5. L’Assemblée recommande par conséquent au Comité des Ministres d’élaborer des lignes directrices sur la mise en balance des avantages et des risques de la nanotechnologie pour la santé publique et l’environnement. Ces lignes directrices devront:
5.1. respecter le principe de précaution en tenant compte de la liberté de recherche et en encourageant l’innovation;
5.2. pouvoir être appliquées de manière systématique à tous les nanomatériaux soumis à réglementation au-delà des frontières et quelles que soient leurs origines (synthétiques, naturelles, fortuites, manufacturées, artificielles) ainsi que leurs utilisations pratiques et leur devenir biologique;
5.3. viser l’harmonisation des cadres réglementaires, notamment en ce qui concerne les méthodes d’évaluation et de gestion des risques, la protection des chercheurs et des travailleurs de l’industrie de la nanotechnologie, la protection et l’éducation des consommateurs et des patients (avec des prescriptions en matière d’étiquetage tenant compte des obligations du consentement éclairé), ainsi que les obligations de notification et d’enregistrement, afin d’établir une norme commune;
5.4. être négociées suivant un processus ouvert et transparent, avec la participation de nombreux acteurs (gouvernements nationaux, organisations internationales, Assemblée parlementaire, société civile, experts et scientifiques), dans le cadre d’un dialogue dépassant les frontières de la zone géographique couverte par le Conseil de l’Europe;
5.5. pouvoir servir de modèle pour les normes réglementaires du monde entier;
5.6. prendre dans un premier temps la forme d’une recommandation du Comité des Ministres, mais faire place également à un instrument juridique contraignant si la majorité des Etats membres le souhaite, par exemple à un protocole additionnel à la Convention de 1997 pour la protection des droits de l’homme et de la dignité de l’être humain à l’égard des applications de la biologie et de la médecine: Convention sur les droits de l’homme et la biomédecine (STE no 164, «Convention d’Oviedo»);
5.7. prévoir la création d’un centre interdisciplinaire international qui servira dans un proche avenir de pôle mondial des connaissances en matière de sécurité de la nanotechnologie, sans préjudice de la continuité du soutien apporté, y compris sur le plan financier, aux projets de recherche actuels visant à déterminer les risques potentiels des nanomatériaux;
5.8. promouvoir le développement d’un système d’évaluation des règles éthiques, des matériels publicitaires et des attentes des consommateurs, concernant les projets de recherche et les produits de consommation dans le domaine de la nanotechnologie ayant des répercussions sur les êtres humains et l’environnement.

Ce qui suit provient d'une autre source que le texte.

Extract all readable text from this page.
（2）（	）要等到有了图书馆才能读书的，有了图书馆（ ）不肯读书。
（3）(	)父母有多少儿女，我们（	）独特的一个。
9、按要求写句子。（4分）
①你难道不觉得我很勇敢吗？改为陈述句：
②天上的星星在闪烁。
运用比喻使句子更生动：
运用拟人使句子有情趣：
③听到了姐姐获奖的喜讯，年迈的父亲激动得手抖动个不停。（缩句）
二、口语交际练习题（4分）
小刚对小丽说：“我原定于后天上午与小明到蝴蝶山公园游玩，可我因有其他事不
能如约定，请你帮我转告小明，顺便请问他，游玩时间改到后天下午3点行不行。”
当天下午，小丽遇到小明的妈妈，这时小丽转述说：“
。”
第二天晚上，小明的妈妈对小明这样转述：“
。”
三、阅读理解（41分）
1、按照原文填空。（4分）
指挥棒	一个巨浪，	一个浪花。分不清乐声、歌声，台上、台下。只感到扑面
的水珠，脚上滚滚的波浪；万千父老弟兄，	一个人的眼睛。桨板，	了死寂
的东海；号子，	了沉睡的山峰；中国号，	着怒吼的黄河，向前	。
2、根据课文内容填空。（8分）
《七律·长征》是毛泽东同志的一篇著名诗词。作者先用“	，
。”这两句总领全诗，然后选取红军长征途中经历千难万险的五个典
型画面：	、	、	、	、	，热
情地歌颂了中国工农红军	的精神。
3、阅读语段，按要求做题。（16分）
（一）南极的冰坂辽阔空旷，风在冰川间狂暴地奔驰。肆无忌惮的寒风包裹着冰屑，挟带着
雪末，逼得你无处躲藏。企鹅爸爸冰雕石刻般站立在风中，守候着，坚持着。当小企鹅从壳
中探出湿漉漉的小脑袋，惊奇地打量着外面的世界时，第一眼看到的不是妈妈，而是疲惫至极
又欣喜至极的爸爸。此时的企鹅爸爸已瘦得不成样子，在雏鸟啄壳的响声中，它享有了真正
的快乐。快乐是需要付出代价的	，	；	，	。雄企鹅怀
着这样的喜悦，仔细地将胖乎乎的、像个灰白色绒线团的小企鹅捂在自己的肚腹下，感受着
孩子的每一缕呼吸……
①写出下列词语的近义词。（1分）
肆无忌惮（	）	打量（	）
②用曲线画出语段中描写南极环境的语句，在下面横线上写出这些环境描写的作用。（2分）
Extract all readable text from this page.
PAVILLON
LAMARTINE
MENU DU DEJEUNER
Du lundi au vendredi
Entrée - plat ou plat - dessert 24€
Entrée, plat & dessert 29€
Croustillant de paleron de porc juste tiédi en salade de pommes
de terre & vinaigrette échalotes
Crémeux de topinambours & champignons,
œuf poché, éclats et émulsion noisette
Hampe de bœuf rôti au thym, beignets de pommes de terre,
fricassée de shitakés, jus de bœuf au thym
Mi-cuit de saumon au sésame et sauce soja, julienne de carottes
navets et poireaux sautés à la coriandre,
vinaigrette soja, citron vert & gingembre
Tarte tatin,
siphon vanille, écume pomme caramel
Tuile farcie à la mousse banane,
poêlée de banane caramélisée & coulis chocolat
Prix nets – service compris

6. L’Assemblée recommande que le Comité de bioéthique (DH-BIO) du Conseil de l’Europe soit chargé d’une étude de faisabilité sur l’élaboration d’éventuelles normes dans ce domaine, fondées sur le paragraphe 5 de la présente recommandation, en tant que première étape en vue de l’ouverture de négociations sur ce thème selon une approche impliquant de multiples acteurs. Cette étude devrait couvrir, en tout état de cause, la recherche scientifique menée actuellement au niveau international pour déterminer les risques liés aux nanomatériaux. La communauté scientifique participerait ainsi activement à l'élaboration de toute proposition d’ordre normatif et/ou législatif.